Congressional leaders already are planning to work on special legislation to aid victims of the storm, states, local governments, and businesses when lawmakers reconvene next week, said Ron Bonjean, a spokesman for House Speaker Dennis Hastert, an Illinois Republican. The amount will depend on a damage assessment made once rescue operations are finished.


For the apparently unedified editors of The Guardian, George Bush and those congressional leaders referred to are, of course, member of the federal government.

If the editors of The Guardian feel free to deceive its audience about the US government in their very own editorials, what should that tell us about their inclination to ensure that their reporters are portraying the news honestly and accurately?

(And, BTW, what's up with this bizarre reference to post-Civil War times in the same editorial: "Increasingly too, these regions depend on tourism, but tourists could stay away for many months until the reconstruction - a term with unhappy resonance in those parts - kicks in.")

There were liberal groups involved?!?

A TAE reader notes a Washington Times article which points out that, with regard to Cindy Sheehan, big money liberal backers such as Moveon.org appear to be, um, moving on.
Powerful liberal advocacy groups such as MoveOn.org are taking a less active role in Cindy Sheehan's anti-war activities in the wake of criticism that they may have muddied her message.

The groups, which played a major role in Mrs.

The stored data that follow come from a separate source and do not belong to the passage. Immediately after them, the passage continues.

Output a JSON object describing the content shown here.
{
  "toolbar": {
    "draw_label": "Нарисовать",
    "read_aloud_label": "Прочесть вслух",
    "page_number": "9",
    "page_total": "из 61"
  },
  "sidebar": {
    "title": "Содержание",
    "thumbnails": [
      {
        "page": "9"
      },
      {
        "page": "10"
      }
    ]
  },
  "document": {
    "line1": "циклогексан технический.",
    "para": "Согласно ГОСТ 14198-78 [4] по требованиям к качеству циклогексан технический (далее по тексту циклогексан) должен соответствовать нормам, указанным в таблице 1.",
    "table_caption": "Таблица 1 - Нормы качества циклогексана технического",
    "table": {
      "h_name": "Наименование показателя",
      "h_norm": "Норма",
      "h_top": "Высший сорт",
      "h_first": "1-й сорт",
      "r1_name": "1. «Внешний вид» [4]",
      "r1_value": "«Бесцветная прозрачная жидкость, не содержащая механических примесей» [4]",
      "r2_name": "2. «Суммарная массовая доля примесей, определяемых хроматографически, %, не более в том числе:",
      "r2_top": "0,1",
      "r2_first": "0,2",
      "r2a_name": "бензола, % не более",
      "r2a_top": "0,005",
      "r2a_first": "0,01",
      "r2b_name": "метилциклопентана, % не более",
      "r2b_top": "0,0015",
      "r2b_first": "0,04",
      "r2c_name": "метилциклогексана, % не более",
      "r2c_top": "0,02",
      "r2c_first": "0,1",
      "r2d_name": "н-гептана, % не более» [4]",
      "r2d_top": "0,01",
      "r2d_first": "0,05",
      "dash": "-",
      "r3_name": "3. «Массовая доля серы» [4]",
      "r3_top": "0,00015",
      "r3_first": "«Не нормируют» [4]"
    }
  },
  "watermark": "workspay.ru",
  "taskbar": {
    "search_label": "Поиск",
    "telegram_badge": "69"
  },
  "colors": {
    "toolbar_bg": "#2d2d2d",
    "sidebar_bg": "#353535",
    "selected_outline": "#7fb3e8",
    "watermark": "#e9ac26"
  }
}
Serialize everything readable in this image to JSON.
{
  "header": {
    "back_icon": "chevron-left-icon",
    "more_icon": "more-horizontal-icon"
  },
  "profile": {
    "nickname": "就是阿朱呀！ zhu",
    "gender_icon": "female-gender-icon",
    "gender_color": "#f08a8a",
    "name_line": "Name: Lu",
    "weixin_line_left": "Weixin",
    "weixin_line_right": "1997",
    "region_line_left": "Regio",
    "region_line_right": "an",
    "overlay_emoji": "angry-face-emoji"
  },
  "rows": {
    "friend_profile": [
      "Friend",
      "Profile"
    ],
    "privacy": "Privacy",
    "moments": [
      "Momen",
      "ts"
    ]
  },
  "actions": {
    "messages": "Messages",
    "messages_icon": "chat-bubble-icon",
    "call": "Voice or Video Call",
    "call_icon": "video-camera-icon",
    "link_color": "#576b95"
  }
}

Sheehan's monthlong vigil outside President Bush's ranch in Crawford, Texas, are scaling back their involvement as Mrs. Sheehan prepares to leave Texas today on a bus tour to Washington.
The BBC’s audience would probably not know quite what to make of this news, given that they were never informed of the role that the groups were playing in the first place. A search of the BBC’s website for stories which include the words “Cindy Sheehan” and “moveon.org” returns a single story, in which we are told as an aside simply that “Around 1,600 vigils had been planned by liberal advocacy groups MoveOn.org Political Action, TrueMajority and Democracy for America.”